Defendants submit a new theory of law in that they contend that a case tried in California, under California law and appealed to the Supreme Court of the State of California en banc, which merely had to do with collective bargaining fairness (Englund v Chavez, 8 Cal.3d 572) and wherein the plaintiff in this action had absolutely no interest, directly or indirectly, and did not participate in as a party or as a witness, and which involved an issue of whether a "sweet-heart contract" was made by a union opposed to these defendants with some other employer or employers, is res judicata of this action, that a jurisdictional labor dispute exists between UFW and the Teamsters Union. Defendants are decidedly mistaken, as to the law (see Schuylkill Fuel Corp. v B C Nieberg Realty Corp., 250 N.Y. 304 [generally]; Israel v Wood Dolson Co., 1 N.Y.2d 116 [identity of issues]; Cummings v Dresher, 24 A.D.2d 912, revd on other grounds 18 N.Y.2d 105); and, what is more, res judicata or even collateral estoppel is an affirmative defense which must be, but has not yet been, pleaded or proven by defendants. (CPLR 3018, subd [b].)

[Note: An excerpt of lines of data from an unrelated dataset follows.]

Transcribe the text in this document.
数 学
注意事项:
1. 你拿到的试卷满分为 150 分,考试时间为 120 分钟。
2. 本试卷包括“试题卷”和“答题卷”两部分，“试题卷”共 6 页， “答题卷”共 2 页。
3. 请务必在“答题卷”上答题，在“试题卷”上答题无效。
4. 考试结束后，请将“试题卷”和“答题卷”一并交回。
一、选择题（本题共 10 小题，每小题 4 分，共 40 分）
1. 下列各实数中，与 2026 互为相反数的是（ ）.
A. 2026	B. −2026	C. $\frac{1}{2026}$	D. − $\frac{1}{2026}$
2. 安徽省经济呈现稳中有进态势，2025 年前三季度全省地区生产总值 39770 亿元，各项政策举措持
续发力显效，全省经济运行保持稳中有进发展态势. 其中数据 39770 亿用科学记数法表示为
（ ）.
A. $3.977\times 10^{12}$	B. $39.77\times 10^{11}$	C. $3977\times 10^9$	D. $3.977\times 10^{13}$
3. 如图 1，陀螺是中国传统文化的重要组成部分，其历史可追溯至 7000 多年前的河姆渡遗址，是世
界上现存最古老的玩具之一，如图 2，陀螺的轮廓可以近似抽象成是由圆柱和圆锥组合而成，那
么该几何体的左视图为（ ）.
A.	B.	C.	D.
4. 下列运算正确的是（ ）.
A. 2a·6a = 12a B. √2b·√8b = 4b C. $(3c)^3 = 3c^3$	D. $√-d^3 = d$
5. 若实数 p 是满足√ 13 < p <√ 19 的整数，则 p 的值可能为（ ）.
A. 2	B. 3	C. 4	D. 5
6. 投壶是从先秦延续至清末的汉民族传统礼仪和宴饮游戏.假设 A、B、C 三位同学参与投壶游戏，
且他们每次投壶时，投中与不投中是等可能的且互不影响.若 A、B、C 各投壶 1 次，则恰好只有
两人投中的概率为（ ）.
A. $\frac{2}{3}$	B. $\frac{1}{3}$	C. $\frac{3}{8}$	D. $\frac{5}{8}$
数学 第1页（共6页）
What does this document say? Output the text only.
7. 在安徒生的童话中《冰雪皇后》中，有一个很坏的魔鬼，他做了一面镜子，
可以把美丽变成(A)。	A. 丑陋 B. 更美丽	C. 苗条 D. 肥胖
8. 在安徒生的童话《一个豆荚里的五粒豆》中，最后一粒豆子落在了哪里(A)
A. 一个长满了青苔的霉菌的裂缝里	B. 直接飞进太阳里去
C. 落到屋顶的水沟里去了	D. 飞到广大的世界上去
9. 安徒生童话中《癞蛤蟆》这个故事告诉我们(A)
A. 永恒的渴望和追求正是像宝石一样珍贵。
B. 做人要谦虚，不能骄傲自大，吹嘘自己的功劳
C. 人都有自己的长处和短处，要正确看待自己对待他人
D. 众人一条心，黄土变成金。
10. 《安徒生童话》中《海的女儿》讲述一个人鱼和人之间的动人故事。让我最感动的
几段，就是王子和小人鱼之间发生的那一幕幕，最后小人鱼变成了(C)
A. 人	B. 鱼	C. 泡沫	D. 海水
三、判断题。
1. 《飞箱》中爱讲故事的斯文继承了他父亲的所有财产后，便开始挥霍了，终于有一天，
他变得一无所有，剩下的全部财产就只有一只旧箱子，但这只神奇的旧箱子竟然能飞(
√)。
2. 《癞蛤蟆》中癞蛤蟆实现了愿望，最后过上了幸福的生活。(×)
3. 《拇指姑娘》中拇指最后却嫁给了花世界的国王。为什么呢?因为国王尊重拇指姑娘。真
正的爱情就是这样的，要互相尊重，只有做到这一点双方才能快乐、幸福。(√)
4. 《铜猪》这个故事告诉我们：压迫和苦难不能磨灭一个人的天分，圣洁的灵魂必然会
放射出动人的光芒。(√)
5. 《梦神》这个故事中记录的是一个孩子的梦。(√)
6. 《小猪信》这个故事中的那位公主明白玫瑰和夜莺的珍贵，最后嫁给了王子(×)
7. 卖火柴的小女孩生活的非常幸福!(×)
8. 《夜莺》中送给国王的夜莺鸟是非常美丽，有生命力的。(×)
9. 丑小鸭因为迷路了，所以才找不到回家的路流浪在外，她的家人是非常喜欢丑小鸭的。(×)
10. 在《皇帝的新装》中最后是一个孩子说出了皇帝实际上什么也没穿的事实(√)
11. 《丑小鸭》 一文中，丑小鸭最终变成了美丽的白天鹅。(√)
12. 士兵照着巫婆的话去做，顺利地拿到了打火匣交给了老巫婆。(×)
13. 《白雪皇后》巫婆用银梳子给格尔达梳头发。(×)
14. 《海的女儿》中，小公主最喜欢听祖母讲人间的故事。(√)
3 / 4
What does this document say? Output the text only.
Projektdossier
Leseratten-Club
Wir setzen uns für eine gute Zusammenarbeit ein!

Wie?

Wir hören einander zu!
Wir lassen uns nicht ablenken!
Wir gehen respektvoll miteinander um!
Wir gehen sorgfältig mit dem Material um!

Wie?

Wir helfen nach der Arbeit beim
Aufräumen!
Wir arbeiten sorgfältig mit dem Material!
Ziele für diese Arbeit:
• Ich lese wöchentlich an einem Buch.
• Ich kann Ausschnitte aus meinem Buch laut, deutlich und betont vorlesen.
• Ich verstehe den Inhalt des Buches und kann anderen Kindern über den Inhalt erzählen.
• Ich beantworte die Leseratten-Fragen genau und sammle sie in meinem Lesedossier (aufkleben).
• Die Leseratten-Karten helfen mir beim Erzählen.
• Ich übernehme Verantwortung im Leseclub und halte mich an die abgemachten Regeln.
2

Plaintiff's motion for a preliminary injunction is granted, with $40 costs payable by defendants to plaintiff, and further to the extent that defendants shall not picket in front of plaintiff's place of business, but may picket no less than 50 feet away from plaintiff's extreme exterior store dimensions; that defendants are enjoined from using any placards indicating any strike at plaintiff's establishment by employees or otherwise — but if the word "strike" is used in its placards it shall indicate in the same sized letters — clearly readable and observable, that the strike is not as to plaintiff's employees or its place of business, but that it refers only to the primary employer grower — and it must fully name such primary target in equally sized large letters as above; and further, it must state that it is solely as to the grapes grown or lettuce grown by such named primary target-grower-employer; that defendants shall not approach any customer at or closer than the distance of 50 feet from the exterior extremities of the store, as aforesaid; that defendants shall not call out or insinuate that plaintiff is a murderer or child labor supporter or any other similar type of nefarious character; that defendants shall not tell any consumer or the public generally, nor attempt to influence them to buy at any other establishment; that this preliminary injunction shall issue upon plaintiff's filing a bond in the penal sum of $1,000 pursuant to statute (CPLR 6312, subd. [b]); the order shall grant leave for either party to move at the foot thereof for further clarification, extension, modification or enforcement thereof, as the parties may be so advised in the furtherance of justice.
Defendants shall serve and file a verified formal answer to the complaint within 10 days after service of a copy of the order to be entered hereon with notice of the entry thereof upon the attorneys for defendants by ordinary mail.
The plaintiff shall place this case upon the trial calendar and be ready for trial for the May term of this court.